Algunas eran caricaturas. Una representaba a un señor hablando por teléfono desde una cabina pública de color rojo, como aún son las inglesas: '... pero por amor de Dios, ¡no digas que yo te lo he contado!', eran sus palabras según el texto, mientras por las paredes y el techo de la cabina asomaban sus caras clónicas catorce o quince pequeños Hitlers. En otra se veía a dos señoras sentadas en el metro, y la primera le decía a la segunda: '¡Uno nunca sabe
quién
está escuchando!' Un par de asientos detrás viajaban muy satisfechos dos gerifaltes nazis uniformados, uno flaco, el otro gordo y cargado de condecoraciones, aquél también parecía Hitler. En otra viñeta, hecha quizá a partir de una foto, se veía a un hombre común y corriente con su corbata, su gabardina y su gorra (tal vez un
cockney),
que parecía guiñar un ojo al espectador y más o menos decía: 'Lo que yo sé... para

me lo guardo' o 'me lo reservo'. Las había también para convencer a los niños e inculcarles por mimetismo la conveniencia de su silencio ('Sé como papá: ¡chitón!'), o avisos oficiales meramente tipográficos, sin ilustración ('Miles de vidas se perdieron en la anterior guerra a causa de la valiosa información revelada al enemigo por las conversaciones imprudentes. ¡Estad en guardia!'), que debieron de invadir los tablones y corchos de las oficinas y las escuelas y los
pubs
y las fábricas, así como las calles, las tapias, las paredes de los trenes y los autobuses, las estaciones de ferrocarril y metro. En otras se explicaba, en verso, por qué se imponía censura a informaciones en principio inocuas y que en tiempo de paz se daban sin ningún problema o aun de manera obligada, como por ejemplo las causas de que un tren se quedara retenido o parado o llegara con acumulados retrasos: 'Dice el censor que han de ser ignoradas / las circunstancias de nuestras nevadas: / para los nazis serían noticia / que aprovecharían con gran codicia', este era el estilo equivalente, más o menos, de los pareados o aleluyas (muestra de consideración y civismo, explicar a los ciudadanos por qué no se les explicaba). Y siempre más viñetas dirigidas a los miembros de las fuerzas armadas, cuyos descuidos eran los que en mayor peligro podían poner a todos y por supuesto a ellos mismos. Un soldado con casco y un teléfono por cuerpo alertaba: '¡Alto! Piénsatelo dos veces antes de hacer una llamada de larga distancia'. O un hombre y una mujer de uniforme dejaban asomar sólo sus pies y sus cabezas tras un biombo azul que ocultaba sus distintivos y con la palabra 'CENSURADO' en grandes letras blancas; el joven y la muchacha juntaban las brasas de sus respectivos cigarrillos, uno daba a otro lumbre y con ello unían sus labios por tabaco luego interpuestos (fumar no estaba mal visto ni perseguido, en algo tenían que ser afortunados los tiempos), pero se les advertía: '¡Vuestras unidades no deben ser reveladas!' La mayoría de las viñetas insistían, en cualquier caso, en el lema fundamental de la campaña:
'Careless talk costs lives',
'Las conversaciones imprudentes cuestan vidas'. O no sería traducción del todo infiel 'se cobran vidas'.
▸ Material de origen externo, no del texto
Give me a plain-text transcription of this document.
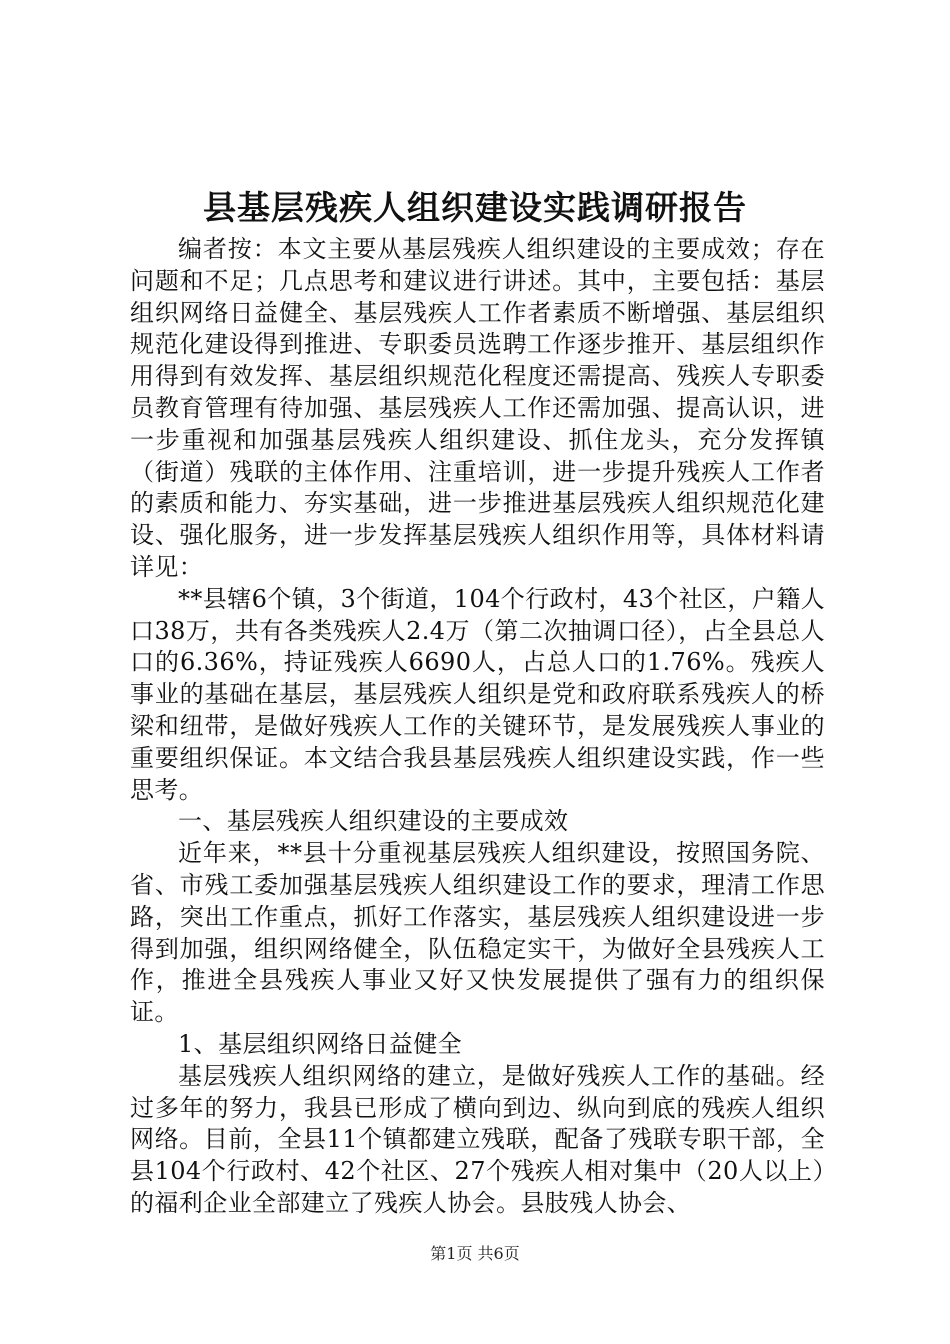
县基层残疾人组织建设实践调研报告

编者按：本文主要从基层残疾人组织建设的主要成效；存在问题和不足；几点思考和建议进行讲述。其中，主要包括：基层组织网络日益健全、基层残疾人工作者素质不断增强、基层组织规范化建设得到推进、专职委员选聘工作逐步推开、基层组织作用得到有效发挥、基层组织规范化程度还需提高、残疾人专职委员教育管理有待加强、基层残疾人工作还需加强、提高认识，进一步重视和加强基层残疾人组织建设、抓住龙头，充分发挥镇（街道）残联的主体作用、注重培训，进一步提升残疾人工作者的素质和能力、夯实基础，进一步推进基层残疾人组织规范化建设、强化服务，进一步发挥基层残疾人组织作用等，具体材料请详见：

**县辖6个镇，3个街道，104个行政村，43个社区，户籍人口38万，共有各类残疾人2.4万（第二次抽调口径），占全县总人口的6.36%，持证残疾人6690人，占总人口的1.76%。残疾人事业的基础在基层，基层残疾人组织是党和政府联系残疾人的桥梁和纽带，是做好残疾人工作的关键环节，是发展残疾人事业的重要组织保证。本文结合我县基层残疾人组织建设实践，作一些思考。

一、基层残疾人组织建设的主要成效

近年来，**县十分重视基层残疾人组织建设，按照国务院、省、市残工委加强基层残疾人组织建设工作的要求，理清工作思路，突出工作重点，抓好工作落实，基层残疾人组织建设进一步得到加强，组织网络健全，队伍稳定实干，为做好全县残疾人工作，推进全县残疾人事业又好又快发展提供了强有力的组织保证。

1、基层组织网络日益健全

基层残疾人组织网络的建立，是做好残疾人工作的基础。经过多年的努力，我县已形成了横向到边、纵向到底的残疾人组织网络。目前，全县11个镇都建立残联，配备了残联专职干部，全县104个行政村、42个社区、27个残疾人相对集中（20人以上）的福利企业全部建立了残疾人协会。县肢残人协会、

第1页 共6页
'Me suena vagamente que en nuestra Guerra Civil hubo avisos parecidos contra los quintacolumnistas, pero no estoy seguro, ¿usted se acuerda, Peter?', le pregunté. 'No sé, me ronda la cabeza algún lema del tipo "El enemigo tiene miles de oídos", pero quizá me lo invento, no sé, no conservo en la retina imágenes, por otra parte, equivalentes a las que usted me enseña, no creo haberlas visto reproducidas.' En verdad no lo sabía, aunque no era descartable que hubiéramos exportado también esa iniciativa. O tal vez mi memoria se confundía con el difamatorio cartel contra el POUM de la primavera del 37, el rostro cruzado por una svástica apareciendo bajo la careta con la hoz y el martillo; Nin había sido víctima de la paranoia semi-justificada que hizo ver espías y colaboradores de Franco en cualquier esquina, o más bien se habían valido sus enemigos de esa paranoia para acusarlo de traición y espionaje. Se lo acusó de haber informado, de haber hablado, y fue eso paradójicamente lo que nunca hizo ante sus torturadores. Allí calló y no se salvó, mantuvo la boca cerrada, no se fue de la lengua, no soltó prenda,
he kept mum
precisamente, lo que sabía se lo guardó para sí o bajo el sombrero, o quizá no dijo nada por ser todas las incriminaciones falsas, tendría que haberse inventado patrañas e historias para poder admitirlas y reconocerlas, para confesarse el 'caballo de Troya' que aquel poético 'amante de la verdad' y 'quijotesco de pro' glosó algo más tarde con 'su voz de candil' que enamoró a Trapp-Tello, tan infamatoria esa voz.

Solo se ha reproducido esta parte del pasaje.